As I am currently sidelined I sense that it’s not a bad time to freshen up. It’s time that is not wasted as planning and wild imaginings will be the order for the next few weeks. In the mean time I have set up a twitter account also just to see what it’s all about.
Also spending time updating my personal website.
Keen to do some podcasting which I guess flows on from what I have already been doing with my you tube channel.
So been a busy little thing and taking time to reflect on the season so far and what is ahead. I feel like a little kid excited but unsure as to when things will head back into that deeper state of focus required for outstanding an preparation.

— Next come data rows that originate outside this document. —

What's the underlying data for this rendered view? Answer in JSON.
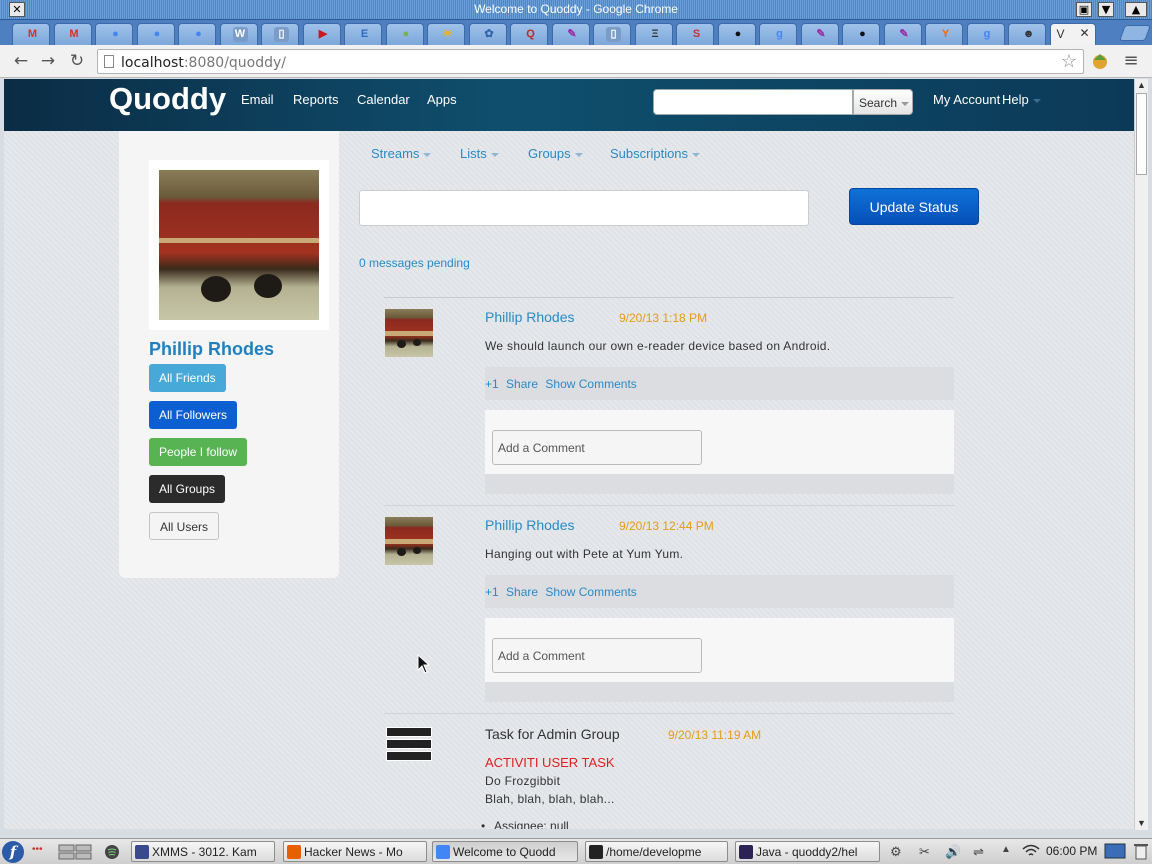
{
  "window": {
    "title": "Welcome to Quoddy - Google Chrome",
    "controls": {
      "close": "✕",
      "restore": "▣",
      "minimize": "▼",
      "maximize": "▲"
    }
  },
  "tabs": {
    "favicons": [
      {
        "icon": "gmail-icon",
        "glyph": "M",
        "color": "#d93025"
      },
      {
        "icon": "gmail-icon",
        "glyph": "M",
        "color": "#d93025"
      },
      {
        "icon": "google-maps-icon",
        "glyph": "●",
        "color": "#4285f4"
      },
      {
        "icon": "google-maps-icon",
        "glyph": "●",
        "color": "#4285f4"
      },
      {
        "icon": "google-maps-icon",
        "glyph": "●",
        "color": "#4285f4"
      },
      {
        "icon": "wikipedia-icon",
        "glyph": "W",
        "color": "#ffffff"
      },
      {
        "icon": "page-icon",
        "glyph": "▯",
        "color": "#ffffff"
      },
      {
        "icon": "youtube-icon",
        "glyph": "▶",
        "color": "#cc181e"
      },
      {
        "icon": "e-icon",
        "glyph": "E",
        "color": "#2a6ac4"
      },
      {
        "icon": "green-oval-icon",
        "glyph": "●",
        "color": "#7cb342"
      },
      {
        "icon": "pinwheel-icon",
        "glyph": "✳",
        "color": "#f4b400"
      },
      {
        "icon": "bug-icon",
        "glyph": "✿",
        "color": "#3366aa"
      },
      {
        "icon": "quora-icon",
        "glyph": "Q",
        "color": "#b92b27"
      },
      {
        "icon": "feather-icon",
        "glyph": "✎",
        "color": "#9b2ca6"
      },
      {
        "icon": "page-icon",
        "glyph": "▯",
        "color": "#ffffff"
      },
      {
        "icon": "evernote-icon",
        "glyph": "Ξ",
        "color": "#333333"
      },
      {
        "icon": "s-icon",
        "glyph": "S",
        "color": "#d32f2f"
      },
      {
        "icon": "github-icon",
        "glyph": "●",
        "color": "#111111"
      },
      {
        "icon": "google-icon",
        "glyph": "g",
        "color": "#4285f4"
      },
      {
        "icon": "feather-icon",
        "glyph": "✎",
        "color": "#9b2ca6"
      },
      {
        "icon": "github-icon",
        "glyph": "●",
        "color": "#111111"
      },
      {
        "icon": "feather-icon",
        "glyph": "✎",
        "color": "#9b2ca6"
      },
      {
        "icon": "hacker-news-icon",
        "glyph": "Y",
        "color": "#ff6600"
      },
      {
        "icon": "google-icon",
        "glyph": "g",
        "color": "#4285f4"
      },
      {
        "icon": "person-icon",
        "glyph": "☻",
        "color": "#333333"
      }
    ],
    "active": {
      "label": "V",
      "close": "✕"
    }
  },
  "toolbar": {
    "back": "←",
    "forward": "→",
    "reload": "↻",
    "url_host": "localhost",
    "url_rest": ":8080/quoddy/",
    "bookmark_star": "☆",
    "menu": "≡"
  },
  "navbar": {
    "brand": "Quoddy",
    "links": [
      "Email",
      "Reports",
      "Calendar",
      "Apps"
    ],
    "search_button": "Search",
    "my_account": "My Account",
    "help": "Help"
  },
  "profile": {
    "name": "Phillip Rhodes",
    "buttons": [
      {
        "label": "All Friends",
        "color": "#46a9d8"
      },
      {
        "label": "All Followers",
        "color": "#0c5fd0"
      },
      {
        "label": "People I follow",
        "color": "#58b352"
      },
      {
        "label": "All Groups",
        "color": "#2b2b2b"
      },
      {
        "label": "All Users",
        "color": "#f4f4f4"
      }
    ]
  },
  "subnav": [
    "Streams",
    "Lists",
    "Groups",
    "Subscriptions"
  ],
  "status": {
    "update_button": "Update Status",
    "pending": "0 messages pending"
  },
  "posts": [
    {
      "author": "Phillip Rhodes",
      "time": "9/20/13 1:18 PM",
      "message": "We should launch our own e-reader device based on Android.",
      "plus_one": "+1",
      "share": "Share",
      "show_comments": "Show Comments",
      "comment_placeholder": "Add a Comment"
    },
    {
      "author": "Phillip Rhodes",
      "time": "9/20/13 12:44 PM",
      "message": "Hanging out with Pete at Yum Yum.",
      "plus_one": "+1",
      "share": "Share",
      "show_comments": "Show Comments",
      "comment_placeholder": "Add a Comment"
    }
  ],
  "task": {
    "title": "Task for Admin Group",
    "time": "9/20/13 11:19 AM",
    "type": "ACTIVITI USER TASK",
    "name": "Do Frozgibbit",
    "description": "Blah, blah, blah, blah...",
    "assignee": "Assignee: null"
  },
  "taskbar": {
    "tasks": [
      {
        "label": "XMMS - 3012. Kam",
        "icon": "xmms-icon",
        "color": "#3a4a8a"
      },
      {
        "label": "Hacker News - Mo",
        "icon": "firefox-icon",
        "color": "#e66000"
      },
      {
        "label": "Welcome to Quodd",
        "icon": "chrome-icon",
        "color": "#4285f4"
      },
      {
        "label": "/home/developme",
        "icon": "terminal-icon",
        "color": "#222222"
      },
      {
        "label": "Java - quoddy2/hel",
        "icon": "eclipse-icon",
        "color": "#2c2255"
      }
    ],
    "clock": "06:00 PM"
  },
  "colors": {
    "accent": "#2a8ac4",
    "timestamp": "#e59b16",
    "task_type": "#e01f1f",
    "primary_button": "#0c5fd0"
  }
}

All the athletes here right now are getting ready to for trials. I won’t be competing and will find out soon what is ahead for me. This doesn’t stop the crazy speculation going on in my mind about ways this season could unfold. Then I get into thinking about next year. I can’t really believe that I am now at a stage when I am feeling good about these types of wondering thought streams. Don’t worry I am still grounded or at least I have shudders of reality hit me like tremors and it comes in waves. Reality about how quickly things can change. How the spikes in stress come about when things go off the rails. With each wave of thought with it’s piercing emotive triggers. It’s like being outside on a hot summers night with big ass mosquito’s taking their fill. Each surface slap as you attempt to avoid further bites it becomes clear that even though a summer night is magical there of those little reality bites still at play.
The thought of being at the Worlds or the Games is a wonderful magical thing, but it’s never perfect and the various things which you realise and experience make you appreciate with all great things come with another side. The flip side of experience is always there. For now I imagine the future and with that experience tells me the wonder has great pain too. So while I wait I prepare for the total future ahead.